Thursday, November 26, 2009

Leaving London

I’m sorry to say it but my favourite thing about London is leaving. I’m not saying I hate the place so much that I want to leave (although I’m sure I have said that before). I’m saying that when I am leaving the city I find myself most in awe and overwhelmed by it. That is when I leave by car or van though – not by train, which probably provides the most boring route out of anywhere ever; all bricks and lights but no people. Just pitch black, basically. After our last London gig I was just sitting in the front seat looking out totally wide-eyed. I caught myself off guard actually feeling like I liked the place somehow. The lights were bright and multi-coloured, illuminating everyone who was out on the street, and combined with all the red and white car lights it all seemed to shine like a golden crown studded with plenty of diamonds. All the drunks, the bums and the dealers were out, and were smiling. The gig had been particularly good, that probably had something to do with my sudden elevated spirit. I was in a particularly joyous mood. We all were.
Watching all the lights and people and taxi cabs and greasy chip shops I didn’t register where we were until we were zipping along Holloway Road. By the time we passed underneath Hornsey Lane Bridge (a bit of a landmark for us out-of-towners) I was starting to put a list together of bands that would have driven north after a London gig before and had possibly thought the same things I was thinking. The list grew and grew, all the way along the A1, I could name hundreds. The Great North Way seemed like an eminently fitting name for that stretch of road. I mused on the thought whilst the stereo played and everyone was quiet for a rare moment. It seemed like déjà vu; an ancient tradition somehow. Once upon a time there were the Romans making inroads through the country, now it’s bands.
That idea of a band - any band doing their thing north of London - having played their gig in the capital loading their gear back up and setting off up the M1 has now become engrained in my mind as some sort of romantic vision. The darkness being the only thing to see out of the windows. The radio blaring, beers and smokes being passed around a loud and excited crew – all probably getting their wires of tiredness hopelessly crossed. Maybe a member or two incapable or asleep, but the driver keeping their beady caffeine-fuelled eyes on the concrete ahead thinking of home, home, home. The inter-van party usually loses momentum as people get more and more tired and wasted as the motorway just hums on and on underneath and home gets closer and closer.

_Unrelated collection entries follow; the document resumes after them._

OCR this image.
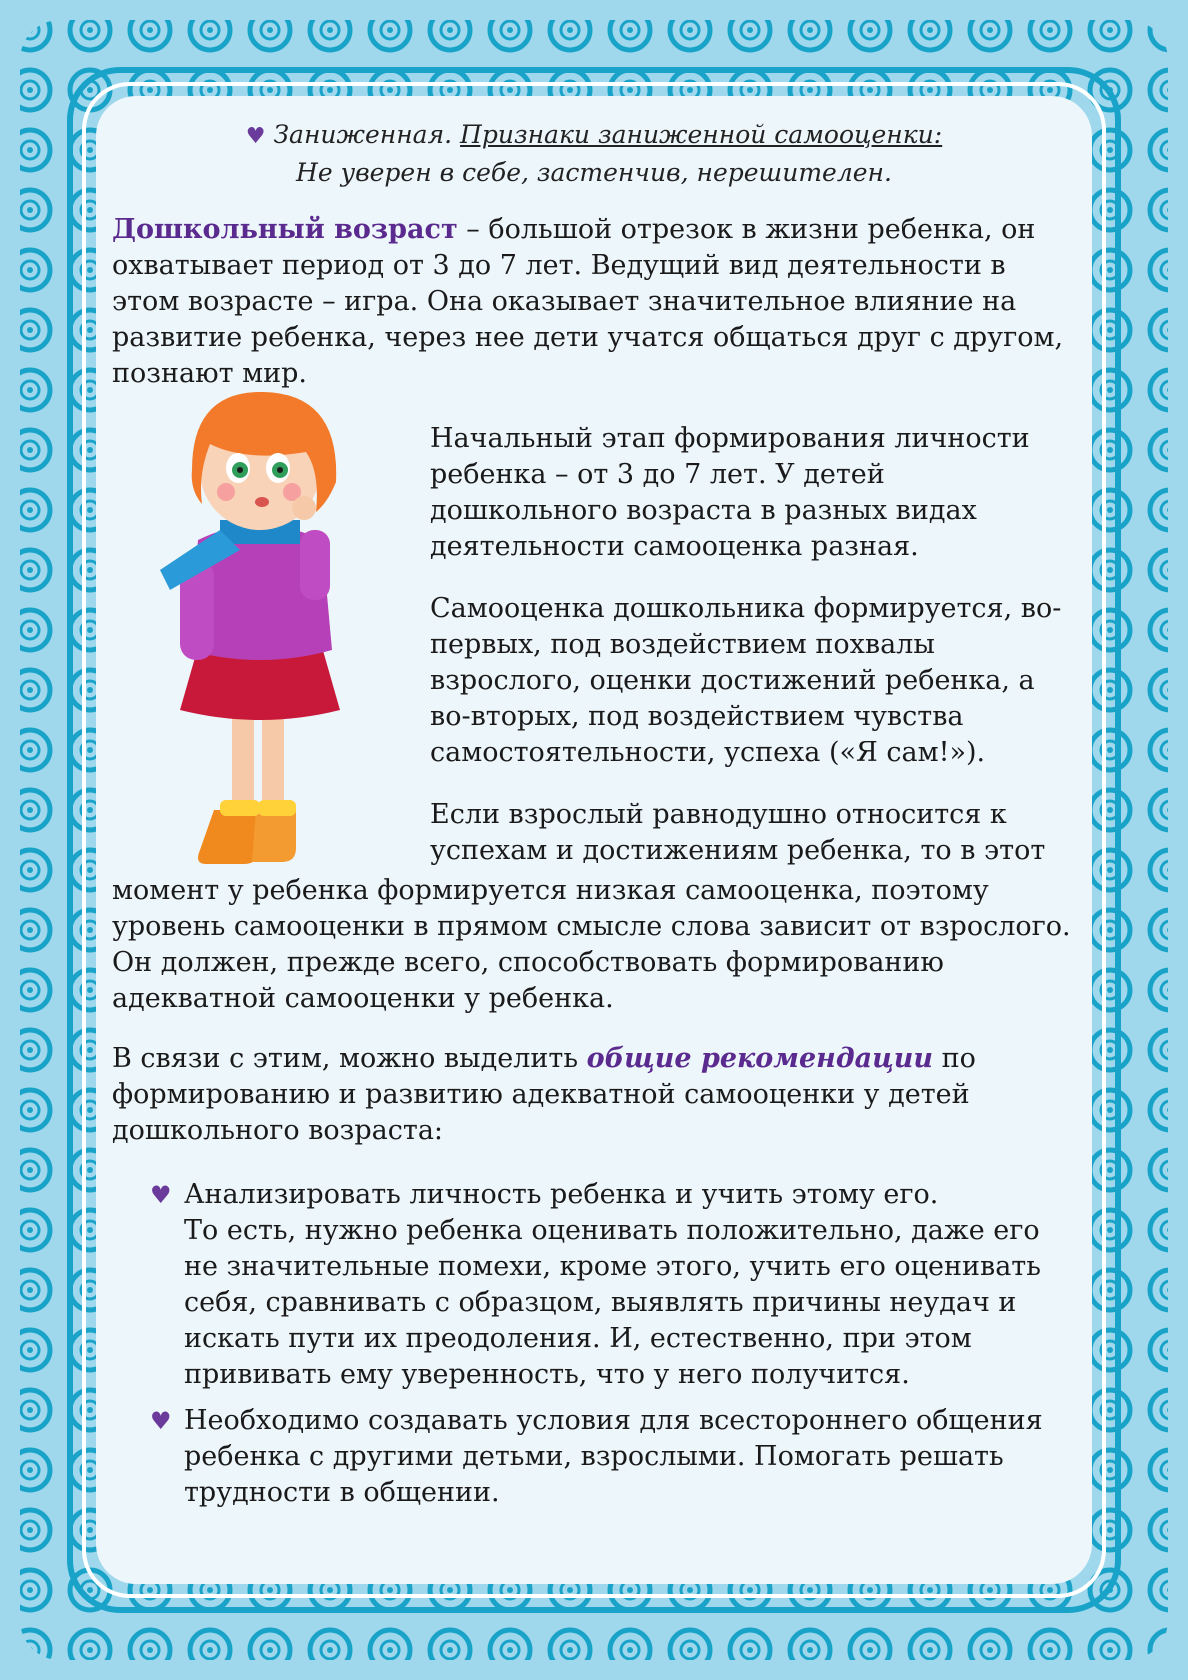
♥ Заниженная. Признаки заниженной самооценки:
Не уверен в себе, застенчив, нерешителен.
Дошкольный возраст – большой отрезок в жизни ребенка, он охватывает период от 3 до 7 лет. Ведущий вид деятельности в этом возрасте – игра. Она оказывает значительное влияние на развитие ребенка, через нее дети учатся общаться друг с другом, познают мир.
Начальный этап формирования личности ребенка – от 3 до 7 лет. У детей дошкольного возраста в разных видах деятельности самооценка разная.
Самооценка дошкольника формируется, во-первых, под воздействием похвалы взрослого, оценки достижений ребенка, а во-вторых, под воздействием чувства самостоятельности, успеха («Я сам!»).
Если взрослый равнодушно относится к успехам и достижениям ребенка, то в этот
момент у ребенка формируется низкая самооценка, поэтому уровень самооценки в прямом смысле слова зависит от взрослого. Он должен, прежде всего, способствовать формированию адекватной самооценки у ребенка.
В связи с этим, можно выделить общие рекомендации по формированию и развитию адекватной самооценки у детей дошкольного возраста:
♥ Анализировать личность ребенка и учить этому его.

То есть, нужно ребенка оценивать положительно, даже его не значительные помехи, кроме этого, учить его оценивать себя, сравнивать с образцом, выявлять причины неудач и искать пути их преодоления. И, естественно, при этом прививать ему уверенность, что у него получится.

♥ Необходимо создавать условия для всестороннего общения ребенка с другими детьми, взрослыми. Помогать решать трудности в общении.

Usually I leave London by train, and take home a feeling of both anonymity and dread with me. Not anymore though, as I’ve found a new way to look at it. Everyone is anonymous in big cities, it’s true, but that’s not the way you should look at it. I’ve found it helps to think of the city as a place where more lives intersect than usual; where you brush up with all sorts of folks who have all sorts of things going on in their own lives, which are anonymous to everyone but themselves. Instead of wanting to meet everyone one should keep the veil of mystery hanging and wonder – it’s more interesting.